What Are The Curve Wars? Curve Wars Explained

The Curve Wars is where the above tokenomics comes into play on a macro scale. It’s in every projects’ interest to make their token as liquid and easily available for exchange as possible in the marketplace (Curve Finance in this case). Most projects reward liquidity providers with their native token, but this can get expensive and isn’t always lucrative. With Curve, liquidity can be incentivised by getting a higher yield of CRV rewards if the project has enough veCRV.

This fight for yield by acquiring veCRV is what is famously called the Curve Wars. These wars now have layers of various protocols streamlining the process while eliminating the shortcomings of CRV’s tokenomics. Additionally, over time the war is unanimously believed to have shifted to Convex Finance, which has attracted the majority of CRV tokens.

Convex Finance

Convex has emerged as a leader in the Curve Wars, but with a different motive. While many projects’ goals are to attract liquidity for its pool, Convex is a layer on the Curve model that makes it easier for retail users to earn by providing liquidity.

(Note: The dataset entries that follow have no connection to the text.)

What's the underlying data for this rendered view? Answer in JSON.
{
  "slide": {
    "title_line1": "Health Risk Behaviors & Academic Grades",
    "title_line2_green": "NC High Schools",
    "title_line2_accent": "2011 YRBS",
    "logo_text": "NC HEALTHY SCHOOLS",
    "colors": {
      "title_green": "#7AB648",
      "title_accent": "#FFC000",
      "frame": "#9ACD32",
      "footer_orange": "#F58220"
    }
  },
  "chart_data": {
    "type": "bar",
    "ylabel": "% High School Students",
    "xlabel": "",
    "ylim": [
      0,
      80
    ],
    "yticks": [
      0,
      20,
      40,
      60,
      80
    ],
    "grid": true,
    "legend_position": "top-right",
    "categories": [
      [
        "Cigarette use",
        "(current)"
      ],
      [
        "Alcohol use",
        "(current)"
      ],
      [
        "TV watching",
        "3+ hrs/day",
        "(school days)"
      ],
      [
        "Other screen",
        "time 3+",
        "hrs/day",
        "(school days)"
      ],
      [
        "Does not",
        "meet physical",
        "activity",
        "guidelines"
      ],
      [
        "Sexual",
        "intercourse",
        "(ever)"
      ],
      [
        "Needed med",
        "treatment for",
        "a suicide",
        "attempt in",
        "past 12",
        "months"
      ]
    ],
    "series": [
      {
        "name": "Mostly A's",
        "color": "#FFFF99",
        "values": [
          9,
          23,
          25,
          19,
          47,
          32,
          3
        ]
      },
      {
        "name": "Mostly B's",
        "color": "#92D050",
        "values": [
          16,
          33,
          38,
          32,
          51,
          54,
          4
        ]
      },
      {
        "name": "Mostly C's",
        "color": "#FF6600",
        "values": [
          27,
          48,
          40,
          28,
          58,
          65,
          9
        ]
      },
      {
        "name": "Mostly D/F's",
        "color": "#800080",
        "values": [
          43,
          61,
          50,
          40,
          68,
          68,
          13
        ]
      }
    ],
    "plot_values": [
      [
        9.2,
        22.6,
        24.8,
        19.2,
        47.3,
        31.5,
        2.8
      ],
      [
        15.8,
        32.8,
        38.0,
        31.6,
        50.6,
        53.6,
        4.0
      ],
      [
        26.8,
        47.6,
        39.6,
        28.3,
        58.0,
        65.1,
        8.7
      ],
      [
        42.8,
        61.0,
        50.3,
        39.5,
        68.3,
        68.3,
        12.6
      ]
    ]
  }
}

On Curve Finance, you can lock $CRV to boost your rewards and earn trading fees, but the veCRV amount required for locking, and the locking period of 4 years is incredibly prohibitive to smaller investors. This is the gap Convex fills, aggregating CRV from all liquidity providers to deliver the maximum yield.

crv locked overtime

Beyond this, every CRV token staked is exchangeable for cvxCRV on Convex, making the Curve token liquid unlike the 4 year lock-in on Curve. This made Convex the go-to choice for people that couldn’t buy a lot of CRV for maximum yield, or bear the lost opportunity cost of locking up tokens for 4 years. It’s not surprising that Convex now has a $146 million TVL (total value locked) in CRV – more than half the circulating CRV supply.

Upon staking CRV on Convex, cvxCRV is issued, which can be staked for all the benefits that a liquidity provider gets on the Curve platform while also receiving CVX tokens as a reward. The battleground for the Curve wars changed here. Convex Finance now commands a majority share of CRV tokens and can single handedly influence governance proposals to maximize yields on Curve pools.

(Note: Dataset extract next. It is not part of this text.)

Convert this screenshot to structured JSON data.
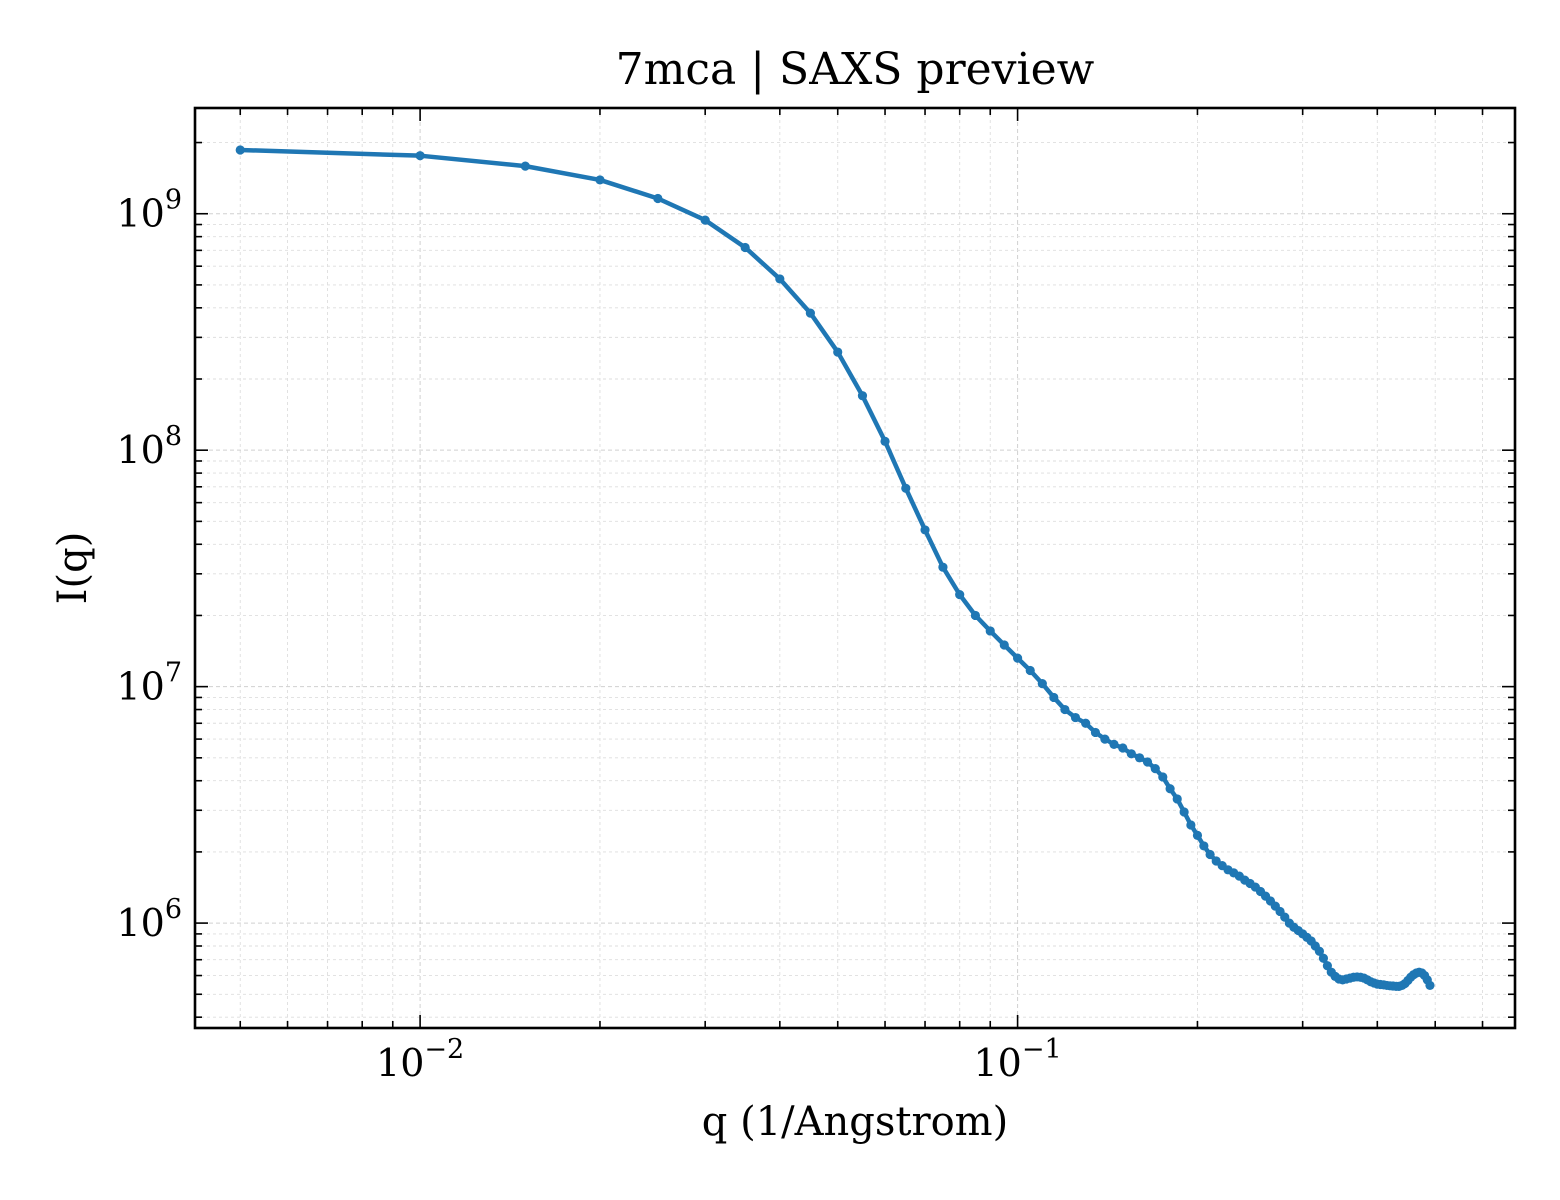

However, as you can guess, Convex Finance also has a DAO voting structure where CVX can be used to vote on how Convex should put its veCRV to use. These decisions are then executed by Convex on Curve’s DAO through votes. For protocols who want more liquidity on their token, it now makes more sense to acquire CVX tokens instead of CRV tokens. ‘Bribes’ to CVX holders have also become a popular method to add liquidity, and thus we can conclusively say the Curve Wars are now being fought on Convex’s turf.

The Spoils Of War

There are more warriors fighting for the CRV pie including StakeDAO, Abracadabra, and protocols like Votium that are building on top of Convex to bring peace to the Curve Wars. While ‘wars’ and ‘bribes’ aren’t much to cheer about, for crypto nuts they’re akin to goldmines.

A two year old project called Curve shook the mechanics of liquidity in crypto forever. New projects are continuously adding value, and at the center of it are the people calling the shots through DAO governance. If this still isn’t the decentralized finance we’re building towards, it certainly is a step in the right direction.